Re: [RFC PATCH 0/8] KVM: Prepopulate guest memory API

Sean Christopherson <seanjc@xxxxxxxxxx> · Wed, 3 Apr 2024 11:30:21 -0700

On Tue, Mar 19, 2024, Isaku Yamahata wrote:
> On Wed, Mar 06, 2024 at 06:09:54PM -0800,
> Isaku Yamahata <isaku.yamahata@xxxxxxxxxxxxxxx> wrote:
> 
> > On Wed, Mar 06, 2024 at 04:53:41PM -0800,
> > David Matlack <dmatlack@xxxxxxxxxx> wrote:
> > 
> > > On 2024-03-01 09:28 AM, isaku.yamahata@xxxxxxxxx wrote:
> > > > From: Isaku Yamahata <isaku.yamahata@xxxxxxxxx>
> > > > 
> > > > Implementation:
> > > > - x86 KVM MMU
> > > >   In x86 KVM MMU, I chose to use kvm_mmu_do_page_fault().  It's not confined to
> > > >   KVM TDP MMU.  We can restrict it to KVM TDP MMU and introduce an optimized
> > > >   version.
> > > 
> > > Restricting to TDP MMU seems like a good idea. But I'm not quite sure
> > > how to reliably do that from a vCPU context. Checking for TDP being
> > > enabled is easy, but what if the vCPU is in guest-mode?
> > 
> > As you pointed out in other mail, legacy KVM MMU support or guest-mode will be
> > troublesome.

Why is shadow paging troublesome?  I don't see any obvious issues with effectively
prefetching into a shadow MMU with read fault semantics.  It might be pointless
and wasteful, as the guest PTEs need to be in place, but that's userspace's problem.

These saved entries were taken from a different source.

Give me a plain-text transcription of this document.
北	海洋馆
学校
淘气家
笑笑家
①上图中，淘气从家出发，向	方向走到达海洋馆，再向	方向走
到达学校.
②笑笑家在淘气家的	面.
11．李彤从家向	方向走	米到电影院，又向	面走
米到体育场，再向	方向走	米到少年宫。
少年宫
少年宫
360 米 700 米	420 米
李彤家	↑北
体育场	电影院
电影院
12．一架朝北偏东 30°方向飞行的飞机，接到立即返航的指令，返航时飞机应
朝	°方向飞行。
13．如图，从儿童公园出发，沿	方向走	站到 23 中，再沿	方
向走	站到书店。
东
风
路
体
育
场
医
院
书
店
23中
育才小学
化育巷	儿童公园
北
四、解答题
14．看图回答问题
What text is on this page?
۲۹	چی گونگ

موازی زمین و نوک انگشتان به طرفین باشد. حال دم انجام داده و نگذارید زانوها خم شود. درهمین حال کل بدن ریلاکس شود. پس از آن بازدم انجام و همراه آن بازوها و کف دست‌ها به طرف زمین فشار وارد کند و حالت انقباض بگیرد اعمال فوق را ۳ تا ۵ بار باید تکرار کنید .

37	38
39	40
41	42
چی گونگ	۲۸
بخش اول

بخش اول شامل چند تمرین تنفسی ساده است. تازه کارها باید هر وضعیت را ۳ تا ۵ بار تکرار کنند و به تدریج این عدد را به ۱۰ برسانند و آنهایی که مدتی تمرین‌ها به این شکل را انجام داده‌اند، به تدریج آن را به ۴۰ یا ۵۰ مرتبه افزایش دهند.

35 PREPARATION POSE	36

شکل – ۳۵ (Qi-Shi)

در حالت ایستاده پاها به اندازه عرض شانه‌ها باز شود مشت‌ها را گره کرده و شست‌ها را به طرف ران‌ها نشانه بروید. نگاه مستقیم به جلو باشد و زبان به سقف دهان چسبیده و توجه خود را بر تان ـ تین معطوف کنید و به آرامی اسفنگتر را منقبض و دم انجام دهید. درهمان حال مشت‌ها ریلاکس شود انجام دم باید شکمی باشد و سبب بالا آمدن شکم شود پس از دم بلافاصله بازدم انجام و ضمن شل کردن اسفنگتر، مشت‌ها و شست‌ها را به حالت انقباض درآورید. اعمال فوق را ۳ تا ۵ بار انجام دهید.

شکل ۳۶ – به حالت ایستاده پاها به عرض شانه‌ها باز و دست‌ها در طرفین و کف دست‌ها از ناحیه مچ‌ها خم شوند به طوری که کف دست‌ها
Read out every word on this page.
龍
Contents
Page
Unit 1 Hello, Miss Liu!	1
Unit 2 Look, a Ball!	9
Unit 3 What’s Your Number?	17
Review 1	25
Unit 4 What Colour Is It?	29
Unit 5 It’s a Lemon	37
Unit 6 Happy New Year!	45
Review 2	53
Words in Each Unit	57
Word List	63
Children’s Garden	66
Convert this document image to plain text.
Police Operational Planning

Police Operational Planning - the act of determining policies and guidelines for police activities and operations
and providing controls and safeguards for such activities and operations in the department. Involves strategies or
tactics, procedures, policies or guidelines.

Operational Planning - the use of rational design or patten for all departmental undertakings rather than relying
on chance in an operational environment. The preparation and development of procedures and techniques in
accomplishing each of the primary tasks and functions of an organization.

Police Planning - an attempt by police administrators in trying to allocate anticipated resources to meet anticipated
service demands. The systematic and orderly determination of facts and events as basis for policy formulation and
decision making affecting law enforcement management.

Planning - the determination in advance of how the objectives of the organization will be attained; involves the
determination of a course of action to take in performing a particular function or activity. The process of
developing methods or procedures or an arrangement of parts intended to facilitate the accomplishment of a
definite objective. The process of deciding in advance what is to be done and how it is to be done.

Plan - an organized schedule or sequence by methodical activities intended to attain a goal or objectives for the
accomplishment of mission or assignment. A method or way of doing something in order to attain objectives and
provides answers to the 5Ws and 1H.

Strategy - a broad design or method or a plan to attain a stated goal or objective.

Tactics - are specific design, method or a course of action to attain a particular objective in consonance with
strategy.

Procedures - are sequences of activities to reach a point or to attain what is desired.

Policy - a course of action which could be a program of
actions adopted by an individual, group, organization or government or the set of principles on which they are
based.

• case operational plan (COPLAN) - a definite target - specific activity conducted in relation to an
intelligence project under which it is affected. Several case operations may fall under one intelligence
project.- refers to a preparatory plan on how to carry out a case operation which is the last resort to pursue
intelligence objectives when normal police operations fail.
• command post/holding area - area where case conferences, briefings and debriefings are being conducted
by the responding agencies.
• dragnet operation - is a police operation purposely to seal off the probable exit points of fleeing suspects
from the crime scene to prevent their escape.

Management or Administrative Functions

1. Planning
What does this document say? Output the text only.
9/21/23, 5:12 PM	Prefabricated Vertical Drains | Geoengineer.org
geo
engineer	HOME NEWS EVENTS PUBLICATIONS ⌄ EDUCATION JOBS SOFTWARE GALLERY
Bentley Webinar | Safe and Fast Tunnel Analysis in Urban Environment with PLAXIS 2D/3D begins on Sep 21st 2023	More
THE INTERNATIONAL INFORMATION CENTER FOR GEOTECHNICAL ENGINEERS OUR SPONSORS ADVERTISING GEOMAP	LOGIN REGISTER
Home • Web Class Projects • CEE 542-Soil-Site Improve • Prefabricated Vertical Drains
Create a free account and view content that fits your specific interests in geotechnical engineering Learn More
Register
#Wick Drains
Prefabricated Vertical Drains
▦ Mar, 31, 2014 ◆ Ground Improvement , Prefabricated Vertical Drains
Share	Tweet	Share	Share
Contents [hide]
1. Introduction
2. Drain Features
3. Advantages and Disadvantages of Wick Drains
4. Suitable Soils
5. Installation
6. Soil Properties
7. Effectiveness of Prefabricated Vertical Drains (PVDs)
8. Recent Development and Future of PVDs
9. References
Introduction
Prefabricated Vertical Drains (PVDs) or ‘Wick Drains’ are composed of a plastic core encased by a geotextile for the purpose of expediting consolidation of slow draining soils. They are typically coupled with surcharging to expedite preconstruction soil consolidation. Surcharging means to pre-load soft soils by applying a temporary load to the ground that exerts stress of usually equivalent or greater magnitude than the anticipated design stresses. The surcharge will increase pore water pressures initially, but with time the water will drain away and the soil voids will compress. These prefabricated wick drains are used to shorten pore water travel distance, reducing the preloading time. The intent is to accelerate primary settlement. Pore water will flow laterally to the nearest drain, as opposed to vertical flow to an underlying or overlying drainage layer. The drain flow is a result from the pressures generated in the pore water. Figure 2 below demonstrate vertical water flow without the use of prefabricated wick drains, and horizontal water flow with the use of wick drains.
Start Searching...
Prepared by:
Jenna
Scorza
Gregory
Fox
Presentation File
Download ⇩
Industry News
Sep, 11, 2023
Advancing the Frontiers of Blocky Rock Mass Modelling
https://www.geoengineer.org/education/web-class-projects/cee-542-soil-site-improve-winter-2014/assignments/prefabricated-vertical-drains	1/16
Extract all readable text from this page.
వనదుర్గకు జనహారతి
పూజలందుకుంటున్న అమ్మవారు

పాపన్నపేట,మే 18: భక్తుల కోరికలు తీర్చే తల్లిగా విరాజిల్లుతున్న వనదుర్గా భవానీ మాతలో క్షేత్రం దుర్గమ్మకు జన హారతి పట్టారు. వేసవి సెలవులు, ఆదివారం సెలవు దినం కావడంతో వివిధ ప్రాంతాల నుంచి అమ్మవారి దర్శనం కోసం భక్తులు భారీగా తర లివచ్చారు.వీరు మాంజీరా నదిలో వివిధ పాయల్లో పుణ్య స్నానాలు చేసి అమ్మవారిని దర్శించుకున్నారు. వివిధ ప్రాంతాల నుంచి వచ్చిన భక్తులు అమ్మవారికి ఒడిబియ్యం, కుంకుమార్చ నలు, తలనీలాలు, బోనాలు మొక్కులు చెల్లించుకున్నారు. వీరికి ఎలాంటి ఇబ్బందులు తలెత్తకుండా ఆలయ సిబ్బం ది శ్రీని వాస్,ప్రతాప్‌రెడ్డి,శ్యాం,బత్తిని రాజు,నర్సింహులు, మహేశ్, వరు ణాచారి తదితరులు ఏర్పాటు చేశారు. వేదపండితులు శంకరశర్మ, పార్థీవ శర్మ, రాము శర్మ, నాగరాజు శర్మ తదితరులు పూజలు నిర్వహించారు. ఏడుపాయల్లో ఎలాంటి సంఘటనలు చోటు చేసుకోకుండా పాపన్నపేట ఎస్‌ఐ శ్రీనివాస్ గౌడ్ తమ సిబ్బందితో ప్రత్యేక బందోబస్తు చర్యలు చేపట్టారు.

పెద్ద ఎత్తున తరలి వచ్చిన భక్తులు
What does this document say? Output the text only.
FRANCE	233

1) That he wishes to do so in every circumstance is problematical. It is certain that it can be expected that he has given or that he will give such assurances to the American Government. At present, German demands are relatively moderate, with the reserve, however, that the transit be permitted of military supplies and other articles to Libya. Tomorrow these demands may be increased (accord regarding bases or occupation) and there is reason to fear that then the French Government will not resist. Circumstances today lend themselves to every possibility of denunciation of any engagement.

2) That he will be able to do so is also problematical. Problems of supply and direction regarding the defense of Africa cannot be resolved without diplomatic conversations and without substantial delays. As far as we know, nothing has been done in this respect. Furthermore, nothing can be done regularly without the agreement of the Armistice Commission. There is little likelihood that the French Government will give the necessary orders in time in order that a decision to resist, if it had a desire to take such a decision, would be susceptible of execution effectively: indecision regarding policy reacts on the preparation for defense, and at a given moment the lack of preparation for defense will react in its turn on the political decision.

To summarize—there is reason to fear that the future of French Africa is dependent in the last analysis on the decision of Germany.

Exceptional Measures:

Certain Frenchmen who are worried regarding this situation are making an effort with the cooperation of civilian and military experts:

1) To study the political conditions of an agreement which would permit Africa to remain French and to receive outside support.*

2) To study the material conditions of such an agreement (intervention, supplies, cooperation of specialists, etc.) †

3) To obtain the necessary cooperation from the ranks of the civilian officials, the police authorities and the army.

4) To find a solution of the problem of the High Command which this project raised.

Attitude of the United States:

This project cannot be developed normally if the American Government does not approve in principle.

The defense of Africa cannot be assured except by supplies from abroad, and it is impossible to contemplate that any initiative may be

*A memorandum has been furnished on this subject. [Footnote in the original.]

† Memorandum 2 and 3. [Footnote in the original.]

Testing is the biggest gap I see, as using the ioctl() for shadow paging will
essentially require a live guest, but that doesn't seem like it'd be too hard to
validate.  And unless we lock down the ioctl() to only be allowed on vCPUs that
have never done KVM_RUN, we need that test coverage anyways.

And I don't think it makes sense to try and lock down the ioctl(), because for
the enforcement to have any meaning, KVM would need to reject the ioctl() if *any*
vCPU has run, and adding that code would likely add more complexity than it solves.

> > The use case I supposed is pre-population before guest runs, the guest-mode
> > wouldn't matter. I didn't add explicit check for it, though.

KVM shouldn't have an explicit is_guest_mode() check, the support should be a
property of the underlying MMU, and KVM can use the TDP MMU for L2 (if L1 is
using legacy shadow paging, not TDP).

> > Any use case while vcpus running?
> > 
> > 
> > > Perhaps we can just return an error out to userspace if the vCPU is in
> > > guest-mode or TDP is disabled, and make it userspace's problem to do
> > > memory mapping before loading any vCPU state.
> > 
> > If the use case for default VM or sw-proteced VM is to avoid excessive kvm page
> > fault at guest boot, error on guest-mode or disabled TDP wouldn't matter.
> 
> Any input?  If no further input, I assume the primary use case is pre-population
> before guest running.

Pre-populating is the primary use case, but that could happen if L2 is active,
e.g. after live migration.

I'm not necessarily opposed to initially adding support only for the TDP MMU, but
if the delta to also support the shadow MMU is relatively small, my preference
would be to add the support right away.  E.g. to give us confidence that the uAPI
can work for multiple MMUs, and so that we don't have to write documentation for
x86 to explain exactly when it's legal to use the ioctl().